Unlike in the American West, there was no rush of fortune hunters to Maryland, according to Goetz. Maryland produced 5,000 ounces of gold -- a tiny amount compared with California's 106 million ounces.

"The Great Falls area was the big gold producer in the state, and it wasn't big," said James Brooks of the Maryland Geological Survey.

There is no record of how many people came to Montgomery County to strike it rich, but it doesn't appear to be many, Goetz said.

Today, a short trail littered with beer cans and bottles leads to the foot of two shafts of the Maryland Mine. A small marker in front of the mine has become a home to spiders and their webs.

Goetz is bothered by the deteriorating condition of the neglected site and is trying to get historical societies and community groups to restore the mine before "it completely falls apart." He said the National Park Service has not maintained the mine, apparently because it is not a significant attraction.

But Park Service spokeswoman Sandra Alley said it would not be feasible to restore the mine to its original condition because the shafts have a tendency to flood, presenting a safety hazard. She said, however, if the mine were restored there would probably be interest in it.

"But even if we did restore it, and that's a big if, it would be very unsafe and would have to be monitored closely," Alley said.

Goetz maintains that most gold discovered in the state was never recorded.

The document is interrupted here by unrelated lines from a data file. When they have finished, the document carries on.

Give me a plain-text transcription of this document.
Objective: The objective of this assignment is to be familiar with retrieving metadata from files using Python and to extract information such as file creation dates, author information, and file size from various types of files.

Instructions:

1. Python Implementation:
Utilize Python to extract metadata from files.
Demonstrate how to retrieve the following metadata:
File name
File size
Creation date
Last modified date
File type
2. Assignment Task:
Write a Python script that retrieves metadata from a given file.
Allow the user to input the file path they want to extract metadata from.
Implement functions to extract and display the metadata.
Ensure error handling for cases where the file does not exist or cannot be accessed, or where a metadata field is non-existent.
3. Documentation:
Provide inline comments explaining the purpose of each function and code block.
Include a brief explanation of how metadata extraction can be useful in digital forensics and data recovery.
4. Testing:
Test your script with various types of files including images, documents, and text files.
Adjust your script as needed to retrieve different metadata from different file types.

The 5,000-ounce figure represents gold taken to the nearest mint in Philadelphia, and he said a lot of miners never made the trip.

"It was a long way to Philadelphia, and that left plenty of chances of getting robbed along the way," he said. "It was a lot easier to get rid of the gold locally.

"Compared to the standards of the West, Maryland didn't produce an awful lot of gold, but 5,000 ounces is a very conservatively low estimate. I wouldn't even try to guess how much was sold locally."

Roland Van Allen, a retired electronics engineer with the National Aeronautics and Space Administration, has been teaching summer classes on gold in the county for five years through Open University. For $15 his students try their luck panning for gold in a stream in Great Falls Park. A few may come away with a flake of gold worth less than a penny. Most don't discover anything except how stiff their backs can get after a couple hours panning in a river.

"It's hard work," Van Allen said. "People who expect it to jump right in their pan don't find much of anything."

What Van Allen, 64, did find this summer is that interest in his class is waning. He offered four classes, and had to cancel two because of low enrollment. The other two were combined because one was rained out. Only 25 students enrolled.

"Every year the enrollment is dwindling," he said. "I guess the yuppie generation isn't interested in panning for a few flakes of gold."

But the old-timers haven't given up. Goetz said he sees a handful of people crouched on the banks of the Potomac River each weekend, swishing a pan of sand and rock in search of pinhead-sized flakes of gold.